C’est là un résultat sans précédent pour un pays du Tiers monde qui, en plus, est soumis à des agressions de tout type et qui a dû faire face à des siècles de sous-développement et de dépendance, a-t-il ajouté.

Vela Valdés a souligné le rôle du Commandant en Chef Fidel Castro, créateur et instigateur de cette conception de l’Université cubaine et il a considéré que c’est là une des grandes ouvres de la Révolution, un droit qui répond au désir des familles cubaines de donner à leurs enfants une formation universitaire.

C’est le 5 janvier 1728, lors de l’inauguration de l’Université de La Havane, que commença l’histoire de l’Enseignement supérieur dans le pays, mais il a fallu attendre 1959 pour que celui-ci devienne un droit pour tout le peuple et un pilier pour la société, a déclaré Rodolfo Alarcón, premier vice-ministre du MES.

Les trois universités qui existaient à cette époque lointaine sont devenues aujourd’hui 65 centres universitaires avec leurs 3.150 annexes municipales ce qui matérialise un modèle qui n’est pas sélectif mais inclusif et qui est au service de la Révolution et de la Patrie, a-t-il insisté.

L’objectif c’est d’obtenir un diplômé universitaire avec le maximum de connaissances, mais, et en même temps, formé avec les valeurs de la dignité, de l’humanisme, du patriotisme, de l’amour du travail, de l’honnêteté et de la justice, a-t-il affirmé.

C’est à partir de 1999, avec la Bataille des Idées, que l’on a pu mettre en marche ce modèle : l’universalisation de l’enseignement dans des sièges municipaux, un nouveau cadre où on met à profit l’infrastructure en place et les professionnels diplômés qui résident sur ces territoires.

Ça a été une Révolution dans la Révolution - selon l’opinion partagée par Vela et les autres intervenants - qui a rendu possible le fait, entre autres résultats, qu’aujourd’hui 144.924 enseignants professent à l’Université.

Aurora Fernández, vice-titulaire du MES, a jugé remarquable la contribution scientifique-technique de ce secteur, avec comme résultats, par exemple, des médicaments tels que le Poiliconasol ou PPG, le vaccin contre l’Haemophilus Influenzae Type B et le Surfacén.

D’autres apports ont un lien avec la fabrication d’équipements médicaux, avec la création de systèmes de télétransmission de données et de gestion, et plusieurs résultats dans la recherche appliquée à l’industrie
alimentaire.

Grand est l’impact de la technologie mise au point pour une gestion efficiente de l’énergie ainsi que pour la production d’éco-matériaux pour la construction d’habitations ; tout cela est le fruit du travail réalisé dans 22 centres de recherche de ce secteur et des milliers de professionnels qui se consacrent à la science et à la technique en fonction des besoins de la société.
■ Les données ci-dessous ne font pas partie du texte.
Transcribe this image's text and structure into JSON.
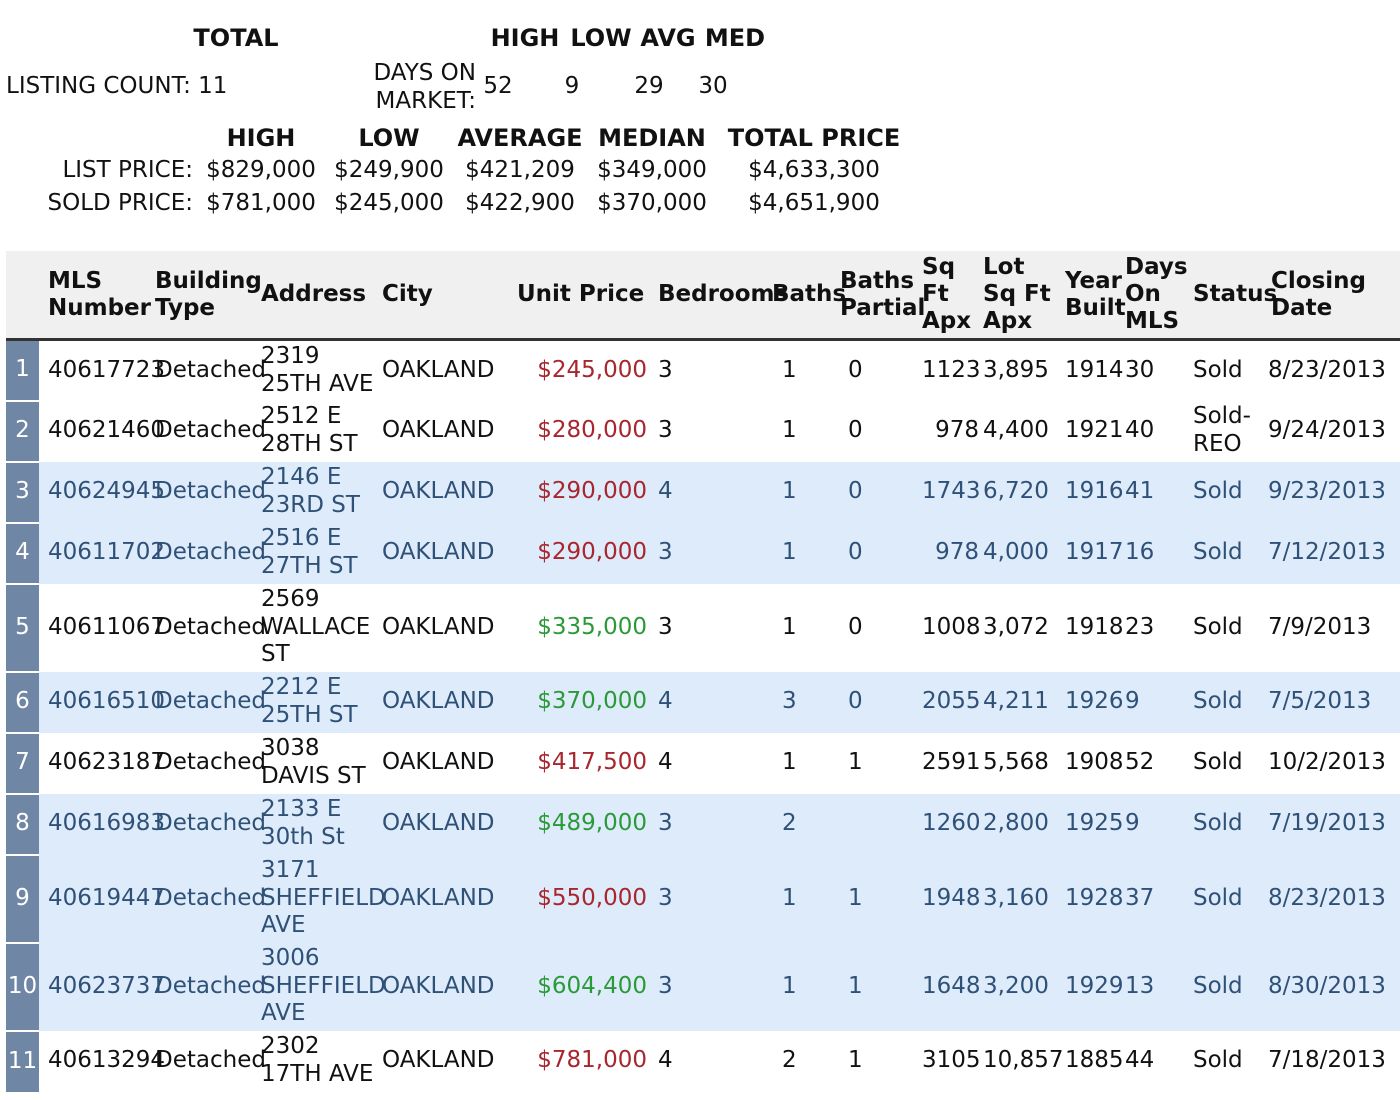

Les réussites de l’Université à Cuba n’ont été possibles que grâce à l’attention accordée par l’Etat. La preuve en sont les 540 millions de pesos que l’Etat a consacrés au budget de ce secteur en 2007, budget qui augmentera et atteindra plus de 600 millions de pesos en 2008.

La vice-ministre Miriam Alpízar a déclaré que dans les pires conditions, au cours des années dites « période spéciale », on ne ferma pas un seul centre d’études ni une résidence pour étudiants boursiers, même lorsque les conditions matérielles dans lesquelles ce secteur développe son activité sont très complexes.

On assiste actuellement à la mise en route d’un processus de rétablissement des bases matérielles de la formation universitaire, de perfectionnement des conditions de fonctionnement des laboratoires et à de grands investissements dans des travaux d’infrastructure tels que des résidences universitaires, des restaurants universitaires, des théâtres, des maisons de l’étudiant et des installations d’enseignement.

Au cours de cette émission « Mesa Redonda » furent exposées des difficultés et des faiblesses qui lèsent cette activité tant dans l’éducation des étudiants et le travail des professeurs que dans les retombées sociales elles-mêmes de l’activité de la communauté universitaire, mais on fit mention des programmes de travail mis en place pour résoudre ces manques.